Almost every UK household has a TV cable subscription and a high-speed Internet connection at home. But if households were to use the Internet connection to watch movies or favourite series compared to TV, then it would be best to lay off the television to cut costs.
If it is not needed, it is better dealt away with. While it may sound like a proverb, many consumers are locked-in their deals because of their terms and conditions.
But what if these terms and conditions were unfair from the beginning?
Packaged bank accounts paid for by consumers on a monthly basis do not seem to provide the benefits they promised. It could include travel insurance, breakdown cover and even additional payment protection insurance if you ever take out financing.
From March 2015 and 2016, the Financial Ombudsman Service had surveyed more than 44,000 new cases, double of its amount the previous year. Most consumers complained about not knowing the benefits of their accounts. Some said they were not led to read the terms and conditions properly or was added without their knowledge or consent.

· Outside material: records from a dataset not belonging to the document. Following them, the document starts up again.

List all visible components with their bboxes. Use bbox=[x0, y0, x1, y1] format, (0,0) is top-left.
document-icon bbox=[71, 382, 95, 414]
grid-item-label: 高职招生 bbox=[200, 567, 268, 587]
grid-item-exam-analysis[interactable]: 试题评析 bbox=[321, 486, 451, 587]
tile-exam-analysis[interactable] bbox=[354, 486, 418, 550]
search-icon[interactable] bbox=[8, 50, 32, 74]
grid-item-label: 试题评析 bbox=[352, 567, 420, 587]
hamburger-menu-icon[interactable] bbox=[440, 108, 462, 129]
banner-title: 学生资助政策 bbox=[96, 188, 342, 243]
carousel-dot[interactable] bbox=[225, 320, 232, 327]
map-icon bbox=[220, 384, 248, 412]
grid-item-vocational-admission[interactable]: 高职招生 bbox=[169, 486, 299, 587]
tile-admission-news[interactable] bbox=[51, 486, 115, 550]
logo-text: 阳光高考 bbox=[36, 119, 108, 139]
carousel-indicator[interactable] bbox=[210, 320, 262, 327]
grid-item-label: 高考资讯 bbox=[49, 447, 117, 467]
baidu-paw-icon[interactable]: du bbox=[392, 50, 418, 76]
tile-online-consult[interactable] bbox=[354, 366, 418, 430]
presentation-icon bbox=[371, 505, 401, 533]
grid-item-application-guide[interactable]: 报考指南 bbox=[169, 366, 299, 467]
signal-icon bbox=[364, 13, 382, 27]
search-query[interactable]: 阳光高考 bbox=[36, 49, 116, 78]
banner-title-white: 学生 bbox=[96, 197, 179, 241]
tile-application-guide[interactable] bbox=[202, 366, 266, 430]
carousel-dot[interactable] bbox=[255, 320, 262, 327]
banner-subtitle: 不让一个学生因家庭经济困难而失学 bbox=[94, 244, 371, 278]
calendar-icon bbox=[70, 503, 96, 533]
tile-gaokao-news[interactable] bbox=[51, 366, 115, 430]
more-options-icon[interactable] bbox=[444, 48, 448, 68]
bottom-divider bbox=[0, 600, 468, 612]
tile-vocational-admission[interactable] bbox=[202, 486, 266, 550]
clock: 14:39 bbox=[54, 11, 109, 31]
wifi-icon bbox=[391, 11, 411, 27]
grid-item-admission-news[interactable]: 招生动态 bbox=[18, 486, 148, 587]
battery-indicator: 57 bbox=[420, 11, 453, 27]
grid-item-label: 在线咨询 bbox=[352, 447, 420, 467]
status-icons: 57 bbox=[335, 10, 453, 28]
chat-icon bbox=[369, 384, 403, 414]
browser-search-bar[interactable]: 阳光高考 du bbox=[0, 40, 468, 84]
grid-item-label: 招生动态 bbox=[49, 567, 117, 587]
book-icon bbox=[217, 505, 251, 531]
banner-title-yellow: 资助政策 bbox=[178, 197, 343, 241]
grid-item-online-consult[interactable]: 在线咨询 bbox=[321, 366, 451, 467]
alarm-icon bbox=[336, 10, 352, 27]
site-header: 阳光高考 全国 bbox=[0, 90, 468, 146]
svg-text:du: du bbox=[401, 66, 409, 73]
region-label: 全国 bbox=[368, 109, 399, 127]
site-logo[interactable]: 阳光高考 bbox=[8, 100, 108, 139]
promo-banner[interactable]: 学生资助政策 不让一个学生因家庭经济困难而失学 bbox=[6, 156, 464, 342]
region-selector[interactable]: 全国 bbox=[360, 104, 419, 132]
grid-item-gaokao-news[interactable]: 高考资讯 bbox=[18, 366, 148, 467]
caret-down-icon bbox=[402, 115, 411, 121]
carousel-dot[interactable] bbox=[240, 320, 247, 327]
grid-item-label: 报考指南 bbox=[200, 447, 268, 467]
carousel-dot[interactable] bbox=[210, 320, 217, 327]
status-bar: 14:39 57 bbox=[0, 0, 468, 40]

The issue is consumers who do not find their added PBA perks useful or are ineligible for such are eligible for a payment protection insurance complaint. Consumer groups encourage consumers who may have a grudge with their PBA to consult with their banks. Consumers may also consult with claims management companies to see if their PBA could work for them.
Stay vigilant with the £120 yearly fee you pay for your PBA perks. Read your terms and conditions and consult with your bank to know if you really can use the PBA perks to your advantage.
Else, like TV vs Internet, you’re better off having one over the other.